Still aus "Letztes aus der DaDaeR"

„Das tritt nach meiner Kenntnis … ist das sofort, unverzüglich.“ Während Günter Schabowski auf der Pressekonferenz des Zentralkomitees mit diesen legendären Worten über die neue Ausreiseregelung seinen Teil zum Ende der DDR beiträgt, laufen ein paar Straßen weiter im Kino International in der Ostberliner Karl-Marx-Allee die Vorbereitungen zu einer Filmpremiere auf Hochtouren: „Coming Out“ von Heiner Carow, die erste DEFA-Produktion mit homosexueller Thematik. Der riesige Besucheransturm verlangt nach einer Doppelvorstellung; die erste soll um 19:30 Uhr beginnen. Als die Leute nach knapp zwei Stunden aus dem Nachrichtenloch des Kinos treten, stehen sie plötzlich inmitten einer Stadt in Aufruhr. Denn um 19:04 hatten es die Nachrichtenagenturen ADN und dpa der Welt bereits verkündet: „Ständige Ausreisen können über alle Grenzübergangsstellen der DDR zur BRD bzw. zu West-Berlin erfolgen.“ Die Grenzen sind offen.

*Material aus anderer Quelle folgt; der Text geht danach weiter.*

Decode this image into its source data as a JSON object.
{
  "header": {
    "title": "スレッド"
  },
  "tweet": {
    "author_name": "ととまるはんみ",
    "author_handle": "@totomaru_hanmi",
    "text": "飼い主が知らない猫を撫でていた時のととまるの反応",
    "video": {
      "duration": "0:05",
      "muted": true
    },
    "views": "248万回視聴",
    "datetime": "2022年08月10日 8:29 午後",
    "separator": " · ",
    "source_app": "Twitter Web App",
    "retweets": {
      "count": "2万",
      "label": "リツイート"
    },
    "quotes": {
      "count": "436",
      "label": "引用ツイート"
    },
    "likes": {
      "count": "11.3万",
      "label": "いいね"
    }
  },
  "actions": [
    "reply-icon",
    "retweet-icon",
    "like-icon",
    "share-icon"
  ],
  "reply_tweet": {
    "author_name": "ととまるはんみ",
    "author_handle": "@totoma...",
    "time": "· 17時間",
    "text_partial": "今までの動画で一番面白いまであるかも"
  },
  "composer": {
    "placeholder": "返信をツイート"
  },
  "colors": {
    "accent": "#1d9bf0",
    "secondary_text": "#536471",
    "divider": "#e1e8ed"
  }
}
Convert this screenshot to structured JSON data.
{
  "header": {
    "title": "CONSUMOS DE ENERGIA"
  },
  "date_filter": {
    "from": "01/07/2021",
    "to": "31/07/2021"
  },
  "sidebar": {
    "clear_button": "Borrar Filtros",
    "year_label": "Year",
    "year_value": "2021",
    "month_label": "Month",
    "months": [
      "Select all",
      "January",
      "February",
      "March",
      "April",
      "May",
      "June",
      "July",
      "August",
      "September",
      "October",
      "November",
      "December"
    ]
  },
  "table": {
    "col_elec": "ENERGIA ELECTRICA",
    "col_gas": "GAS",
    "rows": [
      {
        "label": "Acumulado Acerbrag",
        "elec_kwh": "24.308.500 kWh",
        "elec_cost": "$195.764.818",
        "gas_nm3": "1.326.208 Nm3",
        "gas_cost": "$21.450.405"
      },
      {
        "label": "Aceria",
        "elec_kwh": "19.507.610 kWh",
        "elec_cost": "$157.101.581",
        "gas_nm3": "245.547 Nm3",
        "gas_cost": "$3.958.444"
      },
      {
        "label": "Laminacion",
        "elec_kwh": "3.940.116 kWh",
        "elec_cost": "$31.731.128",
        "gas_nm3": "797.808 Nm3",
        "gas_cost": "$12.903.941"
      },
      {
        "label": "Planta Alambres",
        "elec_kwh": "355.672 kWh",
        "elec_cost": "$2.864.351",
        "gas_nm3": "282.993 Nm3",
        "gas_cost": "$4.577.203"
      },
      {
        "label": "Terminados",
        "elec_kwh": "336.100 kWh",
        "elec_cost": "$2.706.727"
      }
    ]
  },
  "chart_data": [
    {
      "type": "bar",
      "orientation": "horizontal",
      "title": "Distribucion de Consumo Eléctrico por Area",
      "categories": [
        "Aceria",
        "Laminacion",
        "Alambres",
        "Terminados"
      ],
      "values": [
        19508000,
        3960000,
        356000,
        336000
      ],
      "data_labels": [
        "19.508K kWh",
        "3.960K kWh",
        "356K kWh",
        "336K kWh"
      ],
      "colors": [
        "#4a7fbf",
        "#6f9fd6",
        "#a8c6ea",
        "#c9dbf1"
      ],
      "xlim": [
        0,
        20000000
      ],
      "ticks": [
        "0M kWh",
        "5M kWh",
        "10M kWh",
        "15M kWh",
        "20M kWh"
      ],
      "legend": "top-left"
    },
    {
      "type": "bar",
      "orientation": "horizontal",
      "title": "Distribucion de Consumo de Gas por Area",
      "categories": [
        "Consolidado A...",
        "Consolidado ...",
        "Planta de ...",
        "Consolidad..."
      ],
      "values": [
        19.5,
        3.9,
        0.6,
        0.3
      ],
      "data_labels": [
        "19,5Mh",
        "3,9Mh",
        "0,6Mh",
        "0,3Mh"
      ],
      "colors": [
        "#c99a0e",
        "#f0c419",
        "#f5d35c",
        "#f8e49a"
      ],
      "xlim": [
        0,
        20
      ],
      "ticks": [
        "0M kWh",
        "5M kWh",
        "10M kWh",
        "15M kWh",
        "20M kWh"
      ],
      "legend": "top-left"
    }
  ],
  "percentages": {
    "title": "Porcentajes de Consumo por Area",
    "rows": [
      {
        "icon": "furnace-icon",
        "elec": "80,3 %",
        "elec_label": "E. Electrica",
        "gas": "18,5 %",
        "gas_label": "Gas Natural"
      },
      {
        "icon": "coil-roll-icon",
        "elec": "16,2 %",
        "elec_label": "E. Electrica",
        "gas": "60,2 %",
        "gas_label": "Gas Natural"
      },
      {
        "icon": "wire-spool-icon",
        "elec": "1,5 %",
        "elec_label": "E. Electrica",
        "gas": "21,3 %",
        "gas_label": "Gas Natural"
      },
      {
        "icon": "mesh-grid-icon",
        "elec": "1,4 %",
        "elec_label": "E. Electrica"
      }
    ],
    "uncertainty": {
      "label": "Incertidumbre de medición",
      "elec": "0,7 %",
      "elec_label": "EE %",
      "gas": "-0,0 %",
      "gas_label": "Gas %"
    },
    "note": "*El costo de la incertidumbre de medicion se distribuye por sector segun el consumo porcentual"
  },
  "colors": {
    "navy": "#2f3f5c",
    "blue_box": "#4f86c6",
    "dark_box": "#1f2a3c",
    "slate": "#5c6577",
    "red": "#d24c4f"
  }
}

Der 9. November 1989 war nicht völlig überraschend gekommen, wenn wohl auch kaum jemand mit sich derart überstürzenden Entwicklungen gerechnet hatte. Die Reformen von Michail Gorbatschow, die mangelnde Konkurrenzfähigkeit der DDR-Wirtschaft, massenflüchtende DDR-Bürger und sich formierende Protest- und Bürgerinitiativen hatten für politisches Tauwetter gesorgt. Erst am 4. November 1989 war das Berliner Kino International Zeuge der größten Demonstration der DDR-Geschichte für Presse- und Versammlungsfreiheit gewesen.

 

Schräge Vögel treffen einen Nerv

Die zaghafte Öffnung hatte sich auch in der Filmindustrie der DDR bemerkbar gemacht. Ende der 1980er Jahre wurde es ostdeutschen Filmemachern, die seit der Verbotswelle auf dem 11. Plenum des Zentralkomitees in ihrer Ausdrucksfreiheit stark eingeschränkt wurden, wieder möglich mehr oder weniger deutlich Kritik zu üben, in ihren Werken die Probleme des real existierenden Sozialismus anzusprechen. Erst im Mai 1989 hatte Grüne Hochzeit von Herrmann Zschoche Premiere in Halle-Neustadt gefeiert, ein Film, den man als inoffizielle Fortsetzung des DEFA-Klassikers Sieben Sommersprossen verstand. Einem alltagsnahen Realismus verpflichtet, erzählt das Drama von den Beziehungskrisen des zentralen Paars (gespielt von Anja Kling und Marc Lubosch) nach dem „Happy Ending“ mit Hochzeit und Zwillingsnachwuchs. Die größte Liebe kann nicht darüber hinwegtäuschen, dass Hausarbeit, mehrere Jobs gleichzeitig und die Kinderbetreuung auslaugen, dass die Bausubstanz der Wohnung wegen der ständigen Materialknappheit so miserabel ist, dass es sich beim nächsten Leitungsschaden nur um eine Frage der Zeit handelt.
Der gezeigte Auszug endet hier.